Avery Garrard and Keina Drageset were taken into custody Friday and are charged with conspiring with each other and others to distribute fentanyl that resulted in death, according to a criminal complaint filed Monday.
Honolulu police and paramedics found five people who were either unresponsive or needed medical help at the Outrigger Reef Waikiki Beach Resort on June 4. One man was pronounced dead at the scene, and another later died at a hospital.
As of Tuesday, the Honolulu medical examiner’s office hadn’t determined a cause of death for either man.
The three who survived told Drug Enforcement Administration investigators they had believed the drugs, which were acquired by one of the dead men, were cocaine or MDMA.
“All three did not know the substance possibly contained fentanyl,” a DEA agent wrote in the complaint.
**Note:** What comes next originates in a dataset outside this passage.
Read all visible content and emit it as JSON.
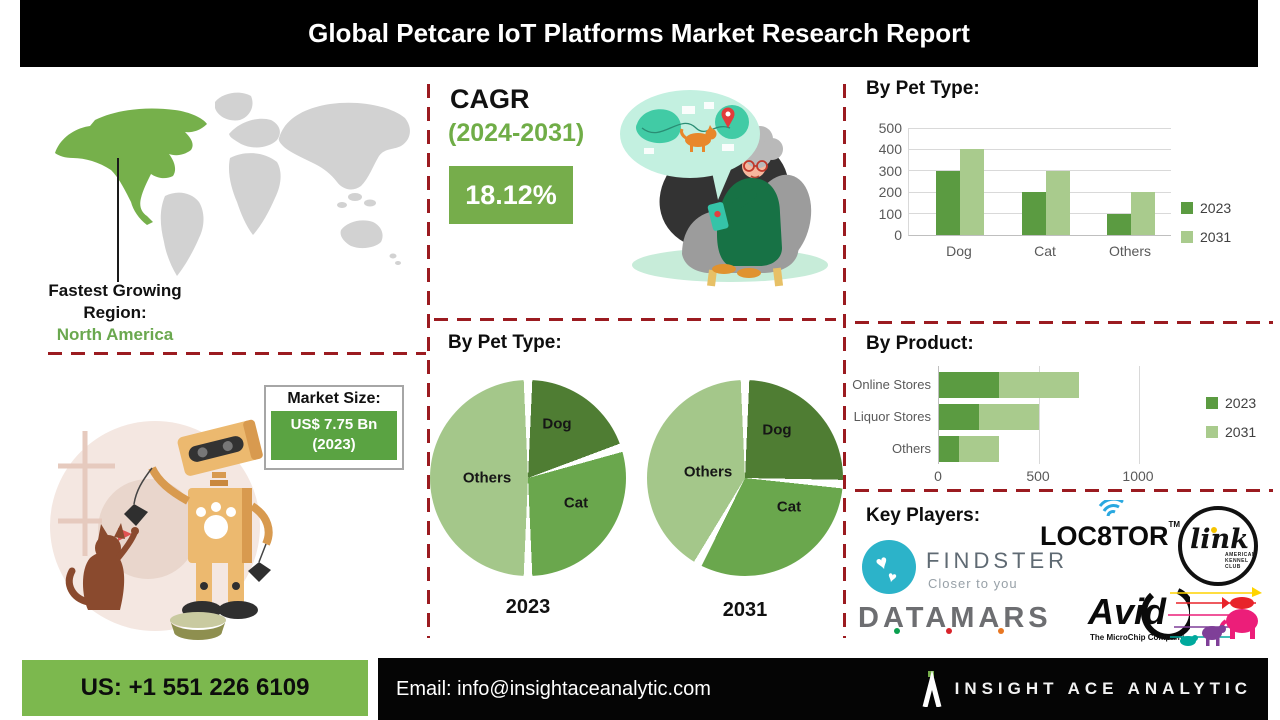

Two people named in the document as sources who have not yet been charged but are cooperating with law enforcement identified Garrard and Drageset as the suppliers of the fentanyl.
A search of the couple’s apartment last week in a Honolulu luxury building turned up approximately $100,000 in cash in a safe, along with drugs that tested positive for fentanyl, the complaint said. They were arrested later that day in a white Tesla.
Neal Kugiya, an attorney representing Garrard, declined to comment before an initial appearance for the pair scheduled for Tuesday.
Jacquelyn Esser, Drageset’s attorney, said she would respond to a request for comment after meeting with her client.
Fentanyl is an opioid many times more powerful than heroin and typically is prescribed to treat severe pain. It frequently appears as an illegal street drug mixed with other substances.
Experts say the growing prevalence of fentanyl in the illicit drug supply is a top driver of the increasing number of overdose deaths in the U.S.